Derek Ferguson, un Ecossais vivant en France depuis vingt ans, a lui reçu une lettre écrite du rectorat. Sa fille Alice, avec son 13,5 à l'écrit et 18 à l'oral, a été recalée pour des «raisons de priorité». «Que le rectorat change les règles comme ça, au dernier moment…» Il cherche ses mots, lui qui se dit être tant attaché à la France, sa culture et ses valeurs. «Ce collège pour moi, c'était le modèle d'excellence de la France moderne. Un collège public, avec une idée de mixité sociale et ouvert aux valeurs biculturelles.» Douche froide.

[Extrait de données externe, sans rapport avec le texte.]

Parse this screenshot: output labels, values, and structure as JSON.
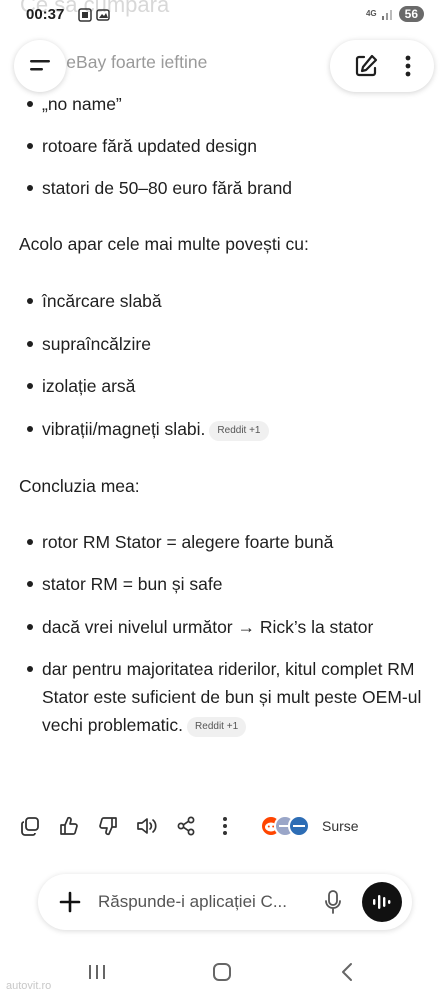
{
  "status_bar": {
    "time": "00:37",
    "network": "4G",
    "battery": "56",
    "ghost_text": "Ce să cumpara"
  },
  "content": {
    "partial_line": "uri eBay foarte ieftine",
    "group1": [
      "„no name”",
      "rotoare fără updated design",
      "statori de 50–80 euro fără brand"
    ],
    "para1": "Acolo apar cele mai multe povești cu:",
    "group2": [
      "încărcare slabă",
      "supraîncălzire",
      "izolație arsă"
    ],
    "group2_last": "vibrații/magneți slabi.",
    "chip1": "Reddit +1",
    "para2": "Concluzia mea:",
    "group3": [
      "rotor RM Stator = alegere foarte bună",
      "stator RM = bun și safe",
      "dacă vrei nivelul următor → Rick’s la stator"
    ],
    "group3_last": "dar pentru majoritatea riderilor, kitul complet RM Stator este suficient de bun și mult peste OEM-ul vechi problematic.",
    "chip2": "Reddit +1"
  },
  "actions": {
    "icons": [
      "copy-icon",
      "thumbs-up-icon",
      "thumbs-down-icon",
      "read-aloud-icon",
      "share-icon",
      "more-vertical-icon"
    ],
    "sources_label": "Surse"
  },
  "input": {
    "placeholder": "Răspunde-i aplicației C..."
  },
  "watermark": "autovit.ro",
  "colors": {
    "text": "#1f1f1f",
    "chip_bg": "#f0f0f0",
    "voice_button": "#111111",
    "reddit": "#ff4500"
  }
}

Il est allé inscrire Alice au collège du secteur, à Colombes, «parce que je reste attaché au service public», mais ne sait que dire pour la consoler. «Si encore elle avait failli à l'examen, on aurait compris, mais là…»

«Il est normal de tenir compte de la provenance des élèves»

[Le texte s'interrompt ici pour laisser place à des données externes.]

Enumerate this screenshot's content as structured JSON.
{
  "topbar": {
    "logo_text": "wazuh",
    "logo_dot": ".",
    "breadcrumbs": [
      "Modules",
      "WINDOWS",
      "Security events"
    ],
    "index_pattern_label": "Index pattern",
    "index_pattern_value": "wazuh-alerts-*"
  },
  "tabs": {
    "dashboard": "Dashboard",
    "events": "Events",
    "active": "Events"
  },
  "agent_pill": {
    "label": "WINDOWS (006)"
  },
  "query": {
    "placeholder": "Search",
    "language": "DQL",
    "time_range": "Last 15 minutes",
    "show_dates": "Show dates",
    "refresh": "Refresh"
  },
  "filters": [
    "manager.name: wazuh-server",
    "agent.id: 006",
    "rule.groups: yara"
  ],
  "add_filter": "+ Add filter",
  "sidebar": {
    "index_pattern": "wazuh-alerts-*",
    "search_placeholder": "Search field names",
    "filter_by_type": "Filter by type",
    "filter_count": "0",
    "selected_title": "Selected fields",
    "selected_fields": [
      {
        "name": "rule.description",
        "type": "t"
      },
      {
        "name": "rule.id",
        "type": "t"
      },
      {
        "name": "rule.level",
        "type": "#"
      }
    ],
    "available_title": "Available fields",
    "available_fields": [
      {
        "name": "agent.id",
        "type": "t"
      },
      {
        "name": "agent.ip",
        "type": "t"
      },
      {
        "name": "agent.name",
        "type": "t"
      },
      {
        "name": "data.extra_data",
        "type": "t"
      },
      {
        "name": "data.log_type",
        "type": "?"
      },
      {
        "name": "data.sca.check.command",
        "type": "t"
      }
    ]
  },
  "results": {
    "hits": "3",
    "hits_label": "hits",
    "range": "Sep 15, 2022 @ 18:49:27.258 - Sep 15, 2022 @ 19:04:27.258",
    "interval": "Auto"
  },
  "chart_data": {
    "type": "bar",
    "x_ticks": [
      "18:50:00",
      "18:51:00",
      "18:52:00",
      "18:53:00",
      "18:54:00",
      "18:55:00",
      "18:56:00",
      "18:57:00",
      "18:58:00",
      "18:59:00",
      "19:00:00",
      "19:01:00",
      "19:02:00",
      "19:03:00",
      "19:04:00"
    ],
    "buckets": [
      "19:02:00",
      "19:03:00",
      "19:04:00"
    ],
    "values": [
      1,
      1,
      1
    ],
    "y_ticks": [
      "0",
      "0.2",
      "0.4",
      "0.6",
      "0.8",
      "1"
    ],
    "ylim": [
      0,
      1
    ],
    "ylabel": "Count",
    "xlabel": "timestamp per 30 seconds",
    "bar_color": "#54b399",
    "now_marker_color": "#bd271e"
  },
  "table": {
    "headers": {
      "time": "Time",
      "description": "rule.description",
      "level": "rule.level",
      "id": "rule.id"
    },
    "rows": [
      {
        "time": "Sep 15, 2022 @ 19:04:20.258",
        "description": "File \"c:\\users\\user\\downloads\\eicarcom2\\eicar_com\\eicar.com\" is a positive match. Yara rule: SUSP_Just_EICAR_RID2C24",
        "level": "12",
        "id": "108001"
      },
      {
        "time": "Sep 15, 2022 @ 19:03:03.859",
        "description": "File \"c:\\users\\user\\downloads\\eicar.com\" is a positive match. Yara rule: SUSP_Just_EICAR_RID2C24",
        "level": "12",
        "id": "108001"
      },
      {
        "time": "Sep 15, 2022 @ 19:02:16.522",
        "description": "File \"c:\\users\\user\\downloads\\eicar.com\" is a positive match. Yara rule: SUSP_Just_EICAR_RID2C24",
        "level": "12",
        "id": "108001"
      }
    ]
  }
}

Quelle mouche a donc piqué le rectorat ? Interrogé, le service de communication répond qu'«il y a un gros malentendu», parlant d'abord du cas de Ravel, un autre collège de la capitale où les effectifs de la section internationale ont été divisés par deux en mai, prenant là aussi tout le monde de court : «Il n'y pas du tout une volonté de mettre en difficulté ce dispositif, c'est simplement un problème de places physiques dans le collège : le nombre d'élèves de 6inscrits dans le quartier est en augmentation cette année, le collège doit donc d'abord les accueillir, c'est tout à fait normal». Et concernant le collège Balzac ? «Il n'y a pas de difficultés particulières : les effectifs n'ont pas bougé et les règles du jeu sont les mêmes que les années précédentes.»

Pourquoi ne garder que les enfants parisiens ? « Il est normal de tenir compte de la provenance des élèves, répond le rectorat. Il y a toujours une discussion avec les académies voisines. Vous comprenez, il serait dommage que l'académie de Paris prenne tous ces bons élèves, alors que les académies voisines proposent aussi des classes internationales.»

Pour les parents d’élèves de Balzac, la raison est peut-être à chercher du côté du collège international de Noisy-le-Grand, à 20 km à l'est de Paris, inauguré en grande pompe en septembre par Manuel Valls et Najat Vallaud-Belkacem et qu’il faut désormais remplir (langues proposées : anglais, arabe, chinois et portugais). Mais cet établissement, dans l’Est parisien, est bien moins accessible en transports en commun que Balzac pour les élèves concernés.